Abstract
Maria Abrahamson: Mundane reasoning about youth and alcohol
In a Swedish study on mundane reasoning about alcohol use, based on group discussions with people in different occupational categories, the youth question was considered the most serious alcohol problem by the participants. This article analyses the argumentation around the youth question. An analytical aspect is how the interviewees identify themselves with various so-called subject positions, as consumers, as parents, children or young persons or as monitors-social reformists.
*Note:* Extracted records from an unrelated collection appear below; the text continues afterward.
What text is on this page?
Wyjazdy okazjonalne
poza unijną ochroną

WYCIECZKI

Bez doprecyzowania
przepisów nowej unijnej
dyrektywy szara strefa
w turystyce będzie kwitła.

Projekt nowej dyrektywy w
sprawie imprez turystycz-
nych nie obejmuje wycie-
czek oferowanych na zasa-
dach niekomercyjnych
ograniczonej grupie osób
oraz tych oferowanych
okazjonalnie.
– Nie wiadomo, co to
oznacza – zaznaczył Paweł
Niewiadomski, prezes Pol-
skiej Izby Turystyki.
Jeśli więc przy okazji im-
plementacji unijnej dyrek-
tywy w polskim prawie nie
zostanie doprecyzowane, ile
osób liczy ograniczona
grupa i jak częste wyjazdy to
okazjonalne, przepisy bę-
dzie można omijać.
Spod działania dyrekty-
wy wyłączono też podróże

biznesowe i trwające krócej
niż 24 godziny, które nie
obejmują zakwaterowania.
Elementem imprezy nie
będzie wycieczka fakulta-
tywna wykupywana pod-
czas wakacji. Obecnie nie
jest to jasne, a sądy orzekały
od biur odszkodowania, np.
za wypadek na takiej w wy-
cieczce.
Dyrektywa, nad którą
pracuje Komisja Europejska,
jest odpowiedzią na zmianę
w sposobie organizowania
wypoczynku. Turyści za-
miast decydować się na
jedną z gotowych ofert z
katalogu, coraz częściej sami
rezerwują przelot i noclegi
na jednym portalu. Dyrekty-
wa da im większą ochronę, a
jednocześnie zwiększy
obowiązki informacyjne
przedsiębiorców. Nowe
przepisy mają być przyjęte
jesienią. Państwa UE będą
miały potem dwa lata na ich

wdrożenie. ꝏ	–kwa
The four groups described in this article were people working with music, theatre, art or museums, journalists, social democratic politicians and business people. There were differences between the groups with regard to how they perceived the youth alcohol problem and where they placed the responsibility for its solution. People in the cultural field regarded young people's drinking as a social problem, but placed the responsibility on the individual and private level. The journalists looked upon young people's drinking as a private problem belonging to the family sphere that should be solved on the individual level. The politicans clearly stressed that youth drinking is a social problem. The responsibility for solving it was located with external authorities through mechanisms such as legislation and extensive educational campaigns. The business people moved between different ways of describing the problem and different levels where the solutions could be found. At first they spoke as consumers and emphasised the individual responsibility. In the course of the discussion they gradually stressed more and more that young people's drinking is both a family and a social problem, and they put the responsibility for solutions on external authorities.